Chillious glances down to see that he has missed a call. His face twists into a grimace. It's the father of an underclassman, a guard whom Chillious likes a lot, but he's not allowed to call back. He has to wait until the father calls again or begin the laborious process of getting in touch through the high school coach. He could hit the callback button and nobody would ever know, but he prides himself on adhering to even the most arcane NCAA regulations. It seems counterintuitive, but he believes that gives him a competitive advantage. "I tell kids, 'Anybody who is going to cheat even a little is going to lie to you too,'" he says. "Want to play for someone who lies?" Still, he covets this kid. He takes the phone off the chair beside him and holds it tight. If the father calls back, he won't miss him again.
It's easy to spot the assistants, even when they aren't sitting in a row. They can't talk to recruits, so their goal is to be noticeable from a distance. This makes them walking billboards, their affiliations plastered across their clothing. "I can't do a lot with Jordan Tebbutt at this tournament—just make sure he sees me at the game, wave to his dad and mom, and that's it," Duncan says. "Anybody in a ucla shirt could do it."
By the time Tebbutt's game is ending, the logos are out in force. Oregon State and Oregon are here, and Georgia Tech, Gonzaga and Cal, and plenty of smaller schools. Some are here for Tebbutt, some fantasize about Muhammad, all have a list of possibilities. And every coach has stories of flying in to see one recruit and leaving smitten with another.
Muhammad will be nobody's surprise. Along with the country's top-rated prospect—Andre Drummond, a 6'10" center from St. Thomas More in Oakdale, Conn.—Muhammad is being recruited as hard as anyone else. Bishop Gorman makes the process easier by competing from coast to coast. Soon it becomes clear why everyone is so high on him. The junior hits teammates on the run with passes, scores from inside and out. When he drives the lane, defenders seem to scatter like water bugs. Muhammad's team goes up 27--7, then 43--12, then 53--16. "The real deal," Duncan tells Gonzaga's Ray Giacoletti, who can't even dream about getting a player like that. They're standing against the front wall of the gym, and each time Muhammad runs downcourt, the U-C-L-A across Duncan's blue nylon jacket is like the Hollywood sign, filling up his field of vision.

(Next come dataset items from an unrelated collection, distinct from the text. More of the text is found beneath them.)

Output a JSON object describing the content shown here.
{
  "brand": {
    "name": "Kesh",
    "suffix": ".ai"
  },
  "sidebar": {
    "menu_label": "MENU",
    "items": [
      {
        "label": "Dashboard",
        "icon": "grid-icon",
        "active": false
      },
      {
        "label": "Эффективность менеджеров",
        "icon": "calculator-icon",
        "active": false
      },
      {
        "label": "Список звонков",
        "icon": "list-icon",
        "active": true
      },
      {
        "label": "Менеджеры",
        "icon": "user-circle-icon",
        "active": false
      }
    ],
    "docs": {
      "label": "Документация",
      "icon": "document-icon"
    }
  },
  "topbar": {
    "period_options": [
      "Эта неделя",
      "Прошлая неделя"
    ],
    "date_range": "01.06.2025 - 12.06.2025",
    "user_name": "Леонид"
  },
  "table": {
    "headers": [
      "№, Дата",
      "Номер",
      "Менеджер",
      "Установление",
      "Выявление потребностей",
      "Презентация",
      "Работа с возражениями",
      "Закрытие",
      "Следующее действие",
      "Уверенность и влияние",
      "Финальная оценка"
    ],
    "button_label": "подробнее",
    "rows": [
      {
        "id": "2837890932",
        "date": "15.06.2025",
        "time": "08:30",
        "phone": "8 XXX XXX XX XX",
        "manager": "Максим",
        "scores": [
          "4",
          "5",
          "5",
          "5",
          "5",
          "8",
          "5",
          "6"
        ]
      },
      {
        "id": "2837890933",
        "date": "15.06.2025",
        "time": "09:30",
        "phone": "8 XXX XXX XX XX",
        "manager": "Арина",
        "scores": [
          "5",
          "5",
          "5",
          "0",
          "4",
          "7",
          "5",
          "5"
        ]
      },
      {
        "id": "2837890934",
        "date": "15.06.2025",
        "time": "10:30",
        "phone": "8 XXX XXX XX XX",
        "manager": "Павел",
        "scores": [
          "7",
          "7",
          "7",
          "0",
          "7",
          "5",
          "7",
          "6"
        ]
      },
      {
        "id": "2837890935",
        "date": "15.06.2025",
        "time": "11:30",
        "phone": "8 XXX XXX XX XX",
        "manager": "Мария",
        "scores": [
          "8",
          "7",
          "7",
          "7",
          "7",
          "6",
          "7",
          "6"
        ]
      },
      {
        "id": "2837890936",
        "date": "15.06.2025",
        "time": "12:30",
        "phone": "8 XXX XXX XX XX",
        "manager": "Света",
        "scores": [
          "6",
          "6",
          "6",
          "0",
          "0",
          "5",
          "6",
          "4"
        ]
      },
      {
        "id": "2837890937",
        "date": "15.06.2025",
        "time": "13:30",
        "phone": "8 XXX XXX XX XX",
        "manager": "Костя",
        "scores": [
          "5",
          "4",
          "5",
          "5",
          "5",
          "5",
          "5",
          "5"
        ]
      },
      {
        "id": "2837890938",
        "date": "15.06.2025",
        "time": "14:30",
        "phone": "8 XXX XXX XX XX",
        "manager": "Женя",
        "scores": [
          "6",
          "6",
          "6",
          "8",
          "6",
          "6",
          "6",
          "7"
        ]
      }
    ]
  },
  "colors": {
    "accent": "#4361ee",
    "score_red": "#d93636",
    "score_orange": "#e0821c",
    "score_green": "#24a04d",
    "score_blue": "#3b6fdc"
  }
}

A week later, on Jan. 5, West Virginia's Larry Harrison arrives at practice at Chattanooga State, a two-year school in Tennessee, and greets an Oklahoma assistant already sprawled on the bleachers. This is the other side of recruiting—less glamorous but equally necessary: finding junior college transfers. West Virginia has a hole at big man, and Harrison needs to fill it with a player who could start right away.
Philip Jurick was heavily recruited out of Chattanooga's East Ridge High and chose Tennessee. The 6'11" center redshirted his freshman year but decided to transfer to Chattanooga State because he was uncertain about his prospects with the Vols. Now he wants another shot at a major-conference school.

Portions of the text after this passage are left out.